Enfin, votre rapporteur se demande si la tenue d' élections au Parlement européen et le renouvellement de la Commission européenne en 2009 ne constitueront pas un motif supplémentaire pour différer la mise en oeuvre effective de la clause de réexamen.
b) Une « frilosité » française ?
Dans son dernier rapport sur le prélèvement sur recettes au profit des Communautés européennes 33 ( * ) , votre rapporteur observait que la position adoptée par la France à l'égard de la clause de réexamen manifestait un certain retrait. Cette « frilosité » semble confirmée par les réponses au questionnaire adressé au Secrétariat d'État aux affaires européennes dans le cadre de la préparation du présent rapport.
Aux termes de ces réponses, il apparaît tout d'abord urgent d'attendre , dans la mesure où « la capacité pour la prochaine présidence française d'engager ou non les travaux au sein des institutions sur le réexamen des politiques et du budget est largement tributaire du calendrier de la Commission », dont on sait qu'elle vient de reporter la fin de la consultation en cours...
Par ailleurs, la France semble redouter que la mise en oeuvre de la clause de réexamen ne serve de déclencheur à une renégociation des perspectives financières 2007-2013 34 ( * ) .

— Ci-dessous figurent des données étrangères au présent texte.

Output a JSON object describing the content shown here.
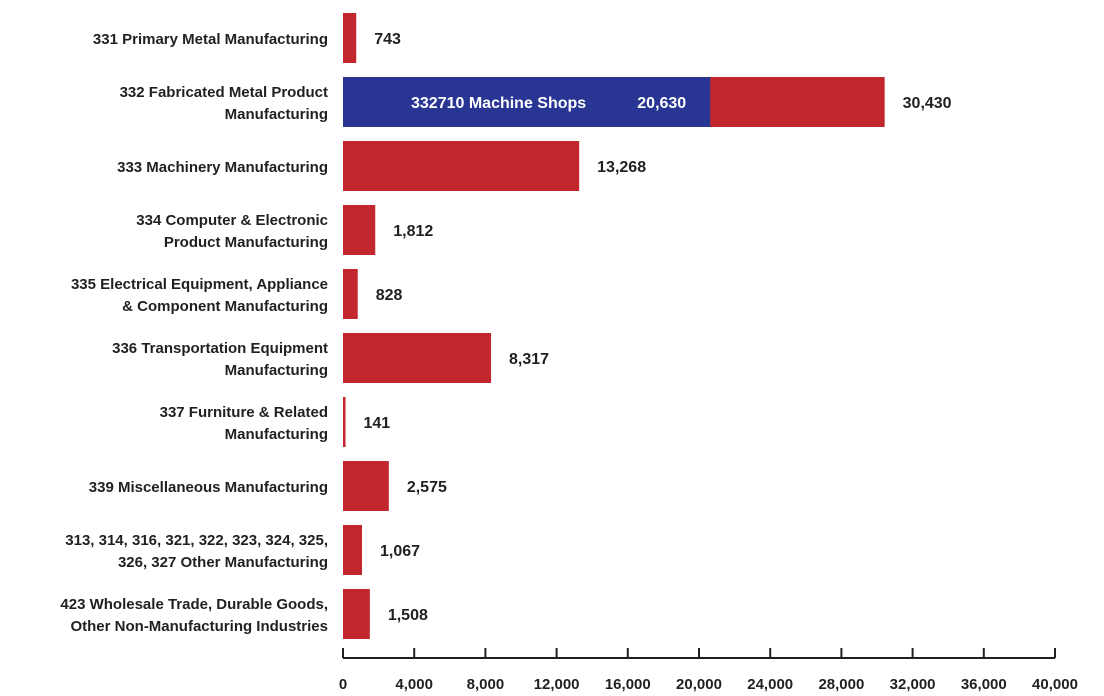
{
  "chart_data": {
    "type": "bar",
    "orientation": "horizontal",
    "stacked": true,
    "title": "",
    "xlabel": "",
    "ylabel": "",
    "xlim": [
      0,
      40000
    ],
    "x_ticks": [
      "0",
      "4,000",
      "8,000",
      "12,000",
      "16,000",
      "20,000",
      "24,000",
      "28,000",
      "32,000",
      "36,000",
      "40,000"
    ],
    "grid": false,
    "colors": {
      "bar": "#c1272d",
      "highlight": "#283593",
      "text": "#231f20",
      "highlight_text": "#ffffff"
    },
    "categories": [
      [
        "331 Primary Metal Manufacturing"
      ],
      [
        "332 Fabricated Metal Product",
        "Manufacturing"
      ],
      [
        "333 Machinery Manufacturing"
      ],
      [
        "334 Computer & Electronic",
        "Product Manufacturing"
      ],
      [
        "335 Electrical Equipment, Appliance",
        "& Component Manufacturing"
      ],
      [
        "336 Transportation Equipment",
        "Manufacturing"
      ],
      [
        "337 Furniture & Related",
        "Manufacturing"
      ],
      [
        "339 Miscellaneous Manufacturing"
      ],
      [
        "313, 314, 316, 321, 322, 323, 324, 325,",
        "326, 327 Other Manufacturing"
      ],
      [
        "423 Wholesale Trade, Durable Goods,",
        "Other Non-Manufacturing Industries"
      ]
    ],
    "values": [
      743,
      30430,
      13268,
      1812,
      828,
      8317,
      141,
      2575,
      1067,
      1508
    ],
    "value_labels": [
      "743",
      "30,430",
      "13,268",
      "1,812",
      "828",
      "8,317",
      "141",
      "2,575",
      "1,067",
      "1,508"
    ],
    "highlight": {
      "category_index": 1,
      "label": "332710 Machine Shops",
      "value": 20630,
      "value_label": "20,630"
    }
  }
}
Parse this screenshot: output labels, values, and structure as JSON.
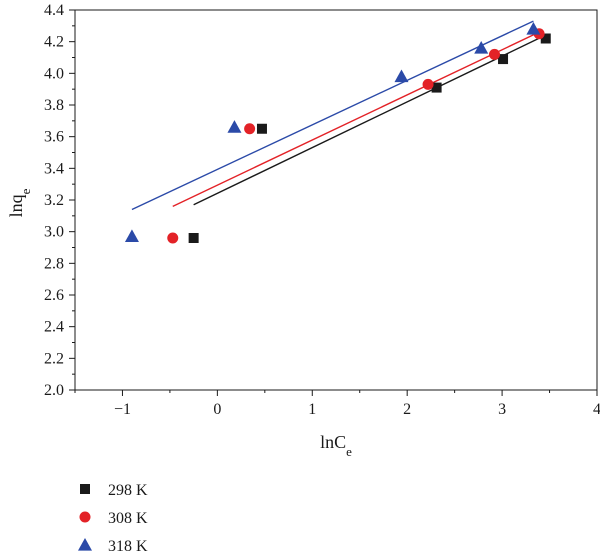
{
  "chart_data": {
    "type": "scatter",
    "xlabel": {
      "base": "lnC",
      "sub": "e"
    },
    "ylabel": {
      "base": "lnq",
      "sub": "e"
    },
    "xlim": [
      -1.5,
      4
    ],
    "ylim": [
      2.0,
      4.4
    ],
    "xticks": [
      -1,
      0,
      1,
      2,
      3,
      4
    ],
    "xtick_labels": [
      "−1",
      "0",
      "1",
      "2",
      "3",
      "4"
    ],
    "yticks": [
      2.0,
      2.2,
      2.4,
      2.6,
      2.8,
      3.0,
      3.2,
      3.4,
      3.6,
      3.8,
      4.0,
      4.2,
      4.4
    ],
    "ytick_labels": [
      "2.0",
      "2.2",
      "2.4",
      "2.6",
      "2.8",
      "3.0",
      "3.2",
      "3.4",
      "3.6",
      "3.8",
      "4.0",
      "4.2",
      "4.4"
    ],
    "legend_position": "bottom-left",
    "series": [
      {
        "name": "298 K",
        "marker": "square",
        "color": "#1a1a1a",
        "points": [
          [
            -0.25,
            2.96
          ],
          [
            0.47,
            3.65
          ],
          [
            2.31,
            3.91
          ],
          [
            3.01,
            4.09
          ],
          [
            3.46,
            4.22
          ]
        ],
        "fit": {
          "x_start": -0.25,
          "x_end": 3.42,
          "y_start": 3.17,
          "y_end": 4.23
        }
      },
      {
        "name": "308 K",
        "marker": "circle",
        "color": "#e32227",
        "points": [
          [
            -0.47,
            2.96
          ],
          [
            0.34,
            3.65
          ],
          [
            2.22,
            3.93
          ],
          [
            2.92,
            4.12
          ],
          [
            3.39,
            4.25
          ]
        ],
        "fit": {
          "x_start": -0.47,
          "x_end": 3.39,
          "y_start": 3.16,
          "y_end": 4.26
        }
      },
      {
        "name": "318 K",
        "marker": "triangle",
        "color": "#2b4aa8",
        "points": [
          [
            -0.9,
            2.97
          ],
          [
            0.18,
            3.66
          ],
          [
            1.94,
            3.98
          ],
          [
            2.78,
            4.16
          ],
          [
            3.33,
            4.28
          ]
        ],
        "fit": {
          "x_start": -0.9,
          "x_end": 3.33,
          "y_start": 3.14,
          "y_end": 4.33
        }
      }
    ]
  }
}
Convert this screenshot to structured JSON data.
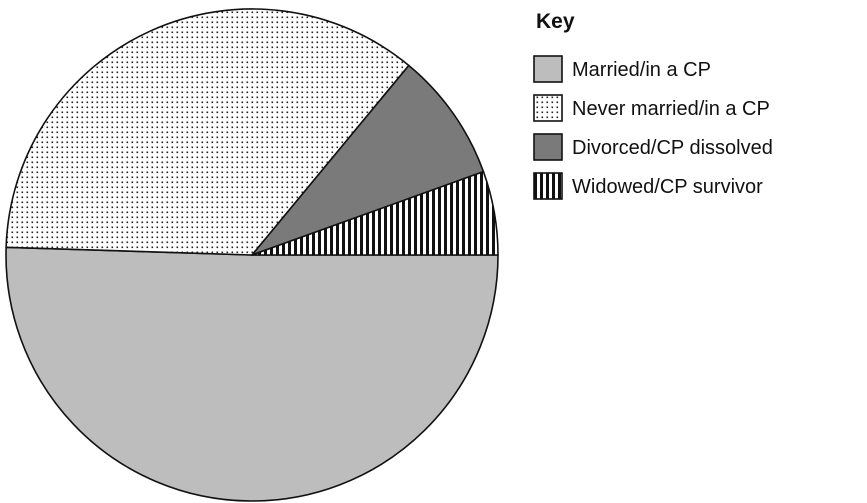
{
  "chart_data": {
    "type": "pie",
    "title": "",
    "legend_title": "Key",
    "legend_position": "right",
    "start": "3 o'clock, clockwise",
    "slices": [
      {
        "label": "Married/in a CP",
        "value": 50.5,
        "fill": "#bdbdbd",
        "pattern": "solid"
      },
      {
        "label": "Never married/in a CP",
        "value": 35.5,
        "fill": "#ffffff",
        "pattern": "dots"
      },
      {
        "label": "Divorced/CP dissolved",
        "value": 8.5,
        "fill": "#7a7a7a",
        "pattern": "solid"
      },
      {
        "label": "Widowed/CP survivor",
        "value": 5.5,
        "fill": "#ffffff",
        "pattern": "vertical-stripes"
      }
    ]
  }
}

Pour votre rapporteur, la clause de réexamen n'a pas vocation à interférer avec le cadrage fixé pour 2007-2013. La France, qui voit dans cet exercice l'occasion « d'entamer une réflexion prospective sur l'avenir des politiques communautaires, le financement de l'Union et la gouvernance du budget communautaire, hors du cadre contraint des négociations budgétaires traditionnelles », pourrait prendre l'initiative de dissiper cette ambiguïté et mettre à profit sa présidence pour amorcer sérieusement les débats.
* 29 L'harmonisation des assiettes des impôts nationaux sur les bénéfices fait actuellement l'objet de travaux qui pourraient déboucher sur une proposition de directive à la fin de l'année 2008.
* 30 246 contributions avaient été enregistrées à la date du 18 avril 2008.
* 31 Le référendum irlandais sur le traité aura notamment lieu le 12 juin 2008, soit trois jours seulement avant la fin reportée de la consultation.
* 32 Ainsi des propos, rapportés par voie de presse, du député grec Margaritis Schinas (PPE-DE) : « Ces questions d'argent ne doivent pas contaminer le processus de ratification ».
* 33 Rapport général n° 91 (2007-2008) sur le projet de loi de finances pour 2008, tome II, fascicule 2.
* 34 En tout état de cause, d'autres facteurs pourraient conduire à une telle renégociation, tels que les effets de la situation mondiale des marchés agricoles sur les dépenses du premier pilier de la PAC.